The range of expected measurements must be known before the device is calibrated.

- A device calibrated for measuring hydroponic solutions won’t be able to measure the salinity of an aquarium.
- Conductivity isn’t a linear slope in practice. If a device is calibrated for 0.7 mS/cm to 2.0 mS/cm, you can expect a very close measurement inbetween that small range. If the range was wider, say from 0.7 mS/cm to 5.0 mS/cm, your measurements inbetween will very likely be off.

Temperature is very important in determining conductivity. Compensation is used to adjust the measured value, which may be taken at any temperature, to a particular temperature. For example, if you have a 1413 uS/cm calibration solution, it will only measure that at 25 C. If that solution was 20 C, it will measure 1278 uS/cm. You can either increase the temperature to 25 C, or apply compensation to your reading to get 1413 uS/cm. In an uncontrolled setting, you have to compensate to control for temperature.

- There are many different methods to compensate for temperature. The prevailing standard is to adjust measurements to 25 C. A measurement adjusted to 25 C is often times noted in someway (1.413 mS/cm 25°, 1.413 mS/cm @25 etc), however there is no standard and there may be no indication.
- The adjustment is dependant on several factors. The predominant factor being the ions in solution.
- There are linear and non-linear compensation algorithms.
- Coefficients are a factor of the calculation and vary by what is being measured.
- Any method is just an approximation.

If a device is calibrated without using temperature compensation, you cannot take compensated measurements accurately. In other words, you must always use or never use compensation to obtain valid results.

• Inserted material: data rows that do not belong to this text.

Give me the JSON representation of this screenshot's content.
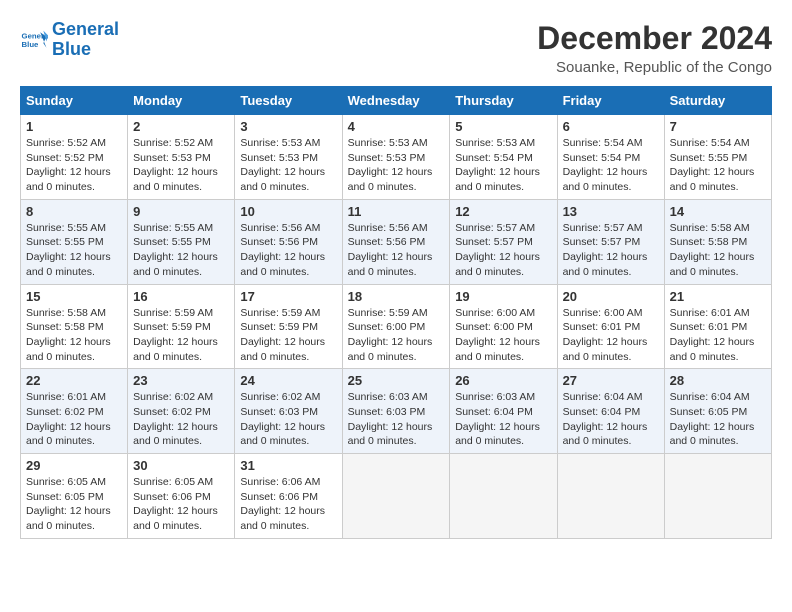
{
  "logo": {
    "line1": "General",
    "line2": "Blue"
  },
  "title": "December 2024",
  "subtitle": "Souanke, Republic of the Congo",
  "days_of_week": [
    "Sunday",
    "Monday",
    "Tuesday",
    "Wednesday",
    "Thursday",
    "Friday",
    "Saturday"
  ],
  "weeks": [
    [
      {
        "day": "1",
        "sunrise": "5:52 AM",
        "sunset": "5:52 PM",
        "daylight": "12 hours and 0 minutes."
      },
      {
        "day": "2",
        "sunrise": "5:52 AM",
        "sunset": "5:53 PM",
        "daylight": "12 hours and 0 minutes."
      },
      {
        "day": "3",
        "sunrise": "5:53 AM",
        "sunset": "5:53 PM",
        "daylight": "12 hours and 0 minutes."
      },
      {
        "day": "4",
        "sunrise": "5:53 AM",
        "sunset": "5:53 PM",
        "daylight": "12 hours and 0 minutes."
      },
      {
        "day": "5",
        "sunrise": "5:53 AM",
        "sunset": "5:54 PM",
        "daylight": "12 hours and 0 minutes."
      },
      {
        "day": "6",
        "sunrise": "5:54 AM",
        "sunset": "5:54 PM",
        "daylight": "12 hours and 0 minutes."
      },
      {
        "day": "7",
        "sunrise": "5:54 AM",
        "sunset": "5:55 PM",
        "daylight": "12 hours and 0 minutes."
      }
    ],
    [
      {
        "day": "8",
        "sunrise": "5:55 AM",
        "sunset": "5:55 PM",
        "daylight": "12 hours and 0 minutes."
      },
      {
        "day": "9",
        "sunrise": "5:55 AM",
        "sunset": "5:55 PM",
        "daylight": "12 hours and 0 minutes."
      },
      {
        "day": "10",
        "sunrise": "5:56 AM",
        "sunset": "5:56 PM",
        "daylight": "12 hours and 0 minutes."
      },
      {
        "day": "11",
        "sunrise": "5:56 AM",
        "sunset": "5:56 PM",
        "daylight": "12 hours and 0 minutes."
      },
      {
        "day": "12",
        "sunrise": "5:57 AM",
        "sunset": "5:57 PM",
        "daylight": "12 hours and 0 minutes."
      },
      {
        "day": "13",
        "sunrise": "5:57 AM",
        "sunset": "5:57 PM",
        "daylight": "12 hours and 0 minutes."
      },
      {
        "day": "14",
        "sunrise": "5:58 AM",
        "sunset": "5:58 PM",
        "daylight": "12 hours and 0 minutes."
      }
    ],
    [
      {
        "day": "15",
        "sunrise": "5:58 AM",
        "sunset": "5:58 PM",
        "daylight": "12 hours and 0 minutes."
      },
      {
        "day": "16",
        "sunrise": "5:59 AM",
        "sunset": "5:59 PM",
        "daylight": "12 hours and 0 minutes."
      },
      {
        "day": "17",
        "sunrise": "5:59 AM",
        "sunset": "5:59 PM",
        "daylight": "12 hours and 0 minutes."
      },
      {
        "day": "18",
        "sunrise": "5:59 AM",
        "sunset": "6:00 PM",
        "daylight": "12 hours and 0 minutes."
      },
      {
        "day": "19",
        "sunrise": "6:00 AM",
        "sunset": "6:00 PM",
        "daylight": "12 hours and 0 minutes."
      },
      {
        "day": "20",
        "sunrise": "6:00 AM",
        "sunset": "6:01 PM",
        "daylight": "12 hours and 0 minutes."
      },
      {
        "day": "21",
        "sunrise": "6:01 AM",
        "sunset": "6:01 PM",
        "daylight": "12 hours and 0 minutes."
      }
    ],
    [
      {
        "day": "22",
        "sunrise": "6:01 AM",
        "sunset": "6:02 PM",
        "daylight": "12 hours and 0 minutes."
      },
      {
        "day": "23",
        "sunrise": "6:02 AM",
        "sunset": "6:02 PM",
        "daylight": "12 hours and 0 minutes."
      },
      {
        "day": "24",
        "sunrise": "6:02 AM",
        "sunset": "6:03 PM",
        "daylight": "12 hours and 0 minutes."
      },
      {
        "day": "25",
        "sunrise": "6:03 AM",
        "sunset": "6:03 PM",
        "daylight": "12 hours and 0 minutes."
      },
      {
        "day": "26",
        "sunrise": "6:03 AM",
        "sunset": "6:04 PM",
        "daylight": "12 hours and 0 minutes."
      },
      {
        "day": "27",
        "sunrise": "6:04 AM",
        "sunset": "6:04 PM",
        "daylight": "12 hours and 0 minutes."
      },
      {
        "day": "28",
        "sunrise": "6:04 AM",
        "sunset": "6:05 PM",
        "daylight": "12 hours and 0 minutes."
      }
    ],
    [
      {
        "day": "29",
        "sunrise": "6:05 AM",
        "sunset": "6:05 PM",
        "daylight": "12 hours and 0 minutes."
      },
      {
        "day": "30",
        "sunrise": "6:05 AM",
        "sunset": "6:06 PM",
        "daylight": "12 hours and 0 minutes."
      },
      {
        "day": "31",
        "sunrise": "6:06 AM",
        "sunset": "6:06 PM",
        "daylight": "12 hours and 0 minutes."
      },
      null,
      null,
      null,
      null
    ]
  ],
  "labels": {
    "sunrise": "Sunrise:",
    "sunset": "Sunset:",
    "daylight": "Daylight:"
  }
}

uFire devices use a linear calculation. For measuring freshwater, a coefficient of 1.9 is used, saltwater is 2.1. A different coefficient can be easily used with the library, and uncompensated measurements can be taken, giving a lot of latitude in implementing a custom routine.

It is important to recognize that there are many factors that go into deriving a conductivity measurement: temperature compensation is an approximation, there are several steps in the measurement that involve floating point math, coefficients, and choices in method etc., that all contribute to the final result.

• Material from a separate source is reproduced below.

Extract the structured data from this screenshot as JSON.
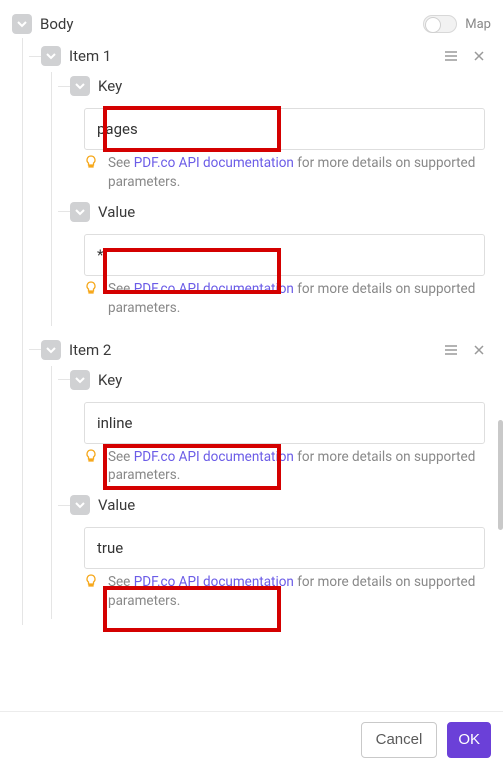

Calibration solutions aren’t the same as the solution to be monitored. If the calibration solution is comprised of sodium chloride and what you are ultimately measuring isn’t isn’t sodium chloride, the resulting measure will be close, but not exact.

When comparing results, it is important to fully understand how one measurement was derived. Differing methods and conditions will produce slightly different results.